It is the submission of counsel that the case of N. T. C. Ltd. v. David O. William 1475 NNLR 204, upon which the learned trial Judge relied for holding that the summary dismissal was invalid because the effective date of the dismissal was made retrospective would apply if the defendant were praying in aid, the provision of Clause 4 paragraph 3 of the conditions of service for their right to terminate the contract of service in question in this case. Counsel submitted that the defendant was not terminating the contract by notice to the plaintiff but the defendant summarily dismissed the plaintiff. The later situation according to counsel, is provided for by Clause 9 Sub Clause (i) of the conditions of employment between the plaintiff which empowers the Bank to dismiss without any entitlement, any staff who commits:-

“any offence which may be adjudged by management or the Board of Directors as gross misconduct…

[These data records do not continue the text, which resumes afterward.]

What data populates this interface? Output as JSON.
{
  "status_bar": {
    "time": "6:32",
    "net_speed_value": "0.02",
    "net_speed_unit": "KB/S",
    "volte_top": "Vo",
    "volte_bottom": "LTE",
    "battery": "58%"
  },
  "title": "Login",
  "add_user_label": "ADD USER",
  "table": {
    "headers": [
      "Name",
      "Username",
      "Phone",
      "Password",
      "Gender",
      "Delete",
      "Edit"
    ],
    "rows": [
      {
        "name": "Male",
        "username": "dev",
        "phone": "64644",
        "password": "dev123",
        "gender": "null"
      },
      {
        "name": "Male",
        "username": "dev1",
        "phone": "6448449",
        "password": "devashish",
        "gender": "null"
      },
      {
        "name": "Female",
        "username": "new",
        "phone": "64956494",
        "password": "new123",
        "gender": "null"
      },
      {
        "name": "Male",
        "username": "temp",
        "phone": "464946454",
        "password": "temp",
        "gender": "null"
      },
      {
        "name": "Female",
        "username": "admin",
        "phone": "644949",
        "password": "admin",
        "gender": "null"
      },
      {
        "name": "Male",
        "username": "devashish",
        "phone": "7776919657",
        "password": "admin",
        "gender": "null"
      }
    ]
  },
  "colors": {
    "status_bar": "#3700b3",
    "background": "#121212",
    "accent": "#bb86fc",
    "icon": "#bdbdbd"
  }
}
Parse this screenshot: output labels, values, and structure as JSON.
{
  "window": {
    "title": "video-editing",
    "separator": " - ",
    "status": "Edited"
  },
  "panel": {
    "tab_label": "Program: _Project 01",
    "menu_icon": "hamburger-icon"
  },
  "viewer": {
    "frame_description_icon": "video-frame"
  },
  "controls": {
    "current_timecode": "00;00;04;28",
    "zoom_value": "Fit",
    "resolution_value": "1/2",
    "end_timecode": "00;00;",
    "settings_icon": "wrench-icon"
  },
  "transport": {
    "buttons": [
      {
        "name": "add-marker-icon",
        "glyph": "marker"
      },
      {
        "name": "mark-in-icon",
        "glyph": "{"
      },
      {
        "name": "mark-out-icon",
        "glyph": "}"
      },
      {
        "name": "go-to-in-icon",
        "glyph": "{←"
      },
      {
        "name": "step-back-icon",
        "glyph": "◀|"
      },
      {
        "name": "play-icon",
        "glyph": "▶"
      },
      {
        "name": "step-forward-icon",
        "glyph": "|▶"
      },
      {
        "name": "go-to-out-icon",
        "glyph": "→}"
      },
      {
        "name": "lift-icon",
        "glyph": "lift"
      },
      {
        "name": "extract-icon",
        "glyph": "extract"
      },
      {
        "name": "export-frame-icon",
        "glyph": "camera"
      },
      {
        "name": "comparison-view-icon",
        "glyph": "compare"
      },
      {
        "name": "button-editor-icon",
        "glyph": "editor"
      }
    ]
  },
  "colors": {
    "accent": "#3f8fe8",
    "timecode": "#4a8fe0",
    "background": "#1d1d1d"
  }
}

There is no doubt, in my mind, that counsel for the Bank is right that the case of the Bank is based on Clause 4 Sub-Clause (i) of the conditions of employment, Exh. ‘E’. Paragraph 4 of the amended statement of defence bears this out clearly.

It appears clear too, from paragraph 10 of the plaintiff’s statement of claim that the plaintiff was relying on Clause 4 paragraph 3 of the conditions of service which I have copied above and Clause 4 Paragraph 4 of the same conditions which says:-

“Before a written warning is issued, the staff concerned shall be given an opportunity of stating his case in writing.

A staff member’s appointment may he dismissed if within the period of twelve months he or she has been found guilty on one occasion of committing any offence for which a warning letter has been issued.”

for his contention that the termination of his appointment by the defendant Bank was wrongful. The learned trial Judge in her judgment held, as I have shown earlier on in this judgment, and rightly too, in my view that the plaintiffs conduct was gross enough to justify his summary dismissal under Clause 9(i) of the conditions of employment relied upon by the Bank. What was done by the Bank here was that the dismissal was with retrospective effect.

The letter of dismissal of 20th June, 1979 from the Bank to the plaintiff was said to be with effect from 29th December, 1978. Dealing with this aspect of the letter which made the effective date of the dismissal 29th December, 1978, the learned trial Judge said.

“The plaintiff’s appointment with the Bank subsisted until the 20th June, 1979 when the letter of dismissal was written and presumably served on the plaintiff and not the 29th December, 1978 (the retrospective date).”

I entirely agree with the learned trial Judge on this view of hers. In this passage from the judgment of the learned trial Judge, in my view, held that the effective date of the dismissal of the plaintiff from the services of the defendant was 28th June, 1979 and not 29th December, 1978 which was indicated in the letter of dismissal written to the plaintiff. Where I part company with the learned trial Judge is the earlier finding of hers to the effect that the effective date in the letter of dismissal which she held to be invalid invalidates the whole of the grounds upon which the defendant relies for dismissing the plaintiff. It is to be remembered that the defendant’s case was that it dismissed the plaintiff for misconduct. The lower Court had found and I agree with it that the misconduct justified the summary dismissal of the plaintiff. The plaintiff worked for the defendant up to 28th June, 1979 which was held by the lower court to be the effective date of the dismissal of the plaintiff. The case of Healey v. Societe Anonyme Francaise Ribastic (1917) 1 KB 946 when applied to the case in hand only means that the summary dismissal of the plaintiff by the defendant was good as from 28th June, 1979 and not as from the earlier date during which period the plaintiff had worked for the defendant, that is to say, 29th December, 1978. So, applying Healey’s case, the plaintiff is entitled to keep his salary or claim arrears of salary due to him if he had not been paid for the period between 29th December, 1978 and 28th June, 1979. But this is not the position here. The learned trial Judge treated Healey’s case as an authority for saying that the dismissal for misconduct is invalid once the dismissal was made with retrospective effect. I do not think that authority decides that. What it decides, in my view, I have just stated above.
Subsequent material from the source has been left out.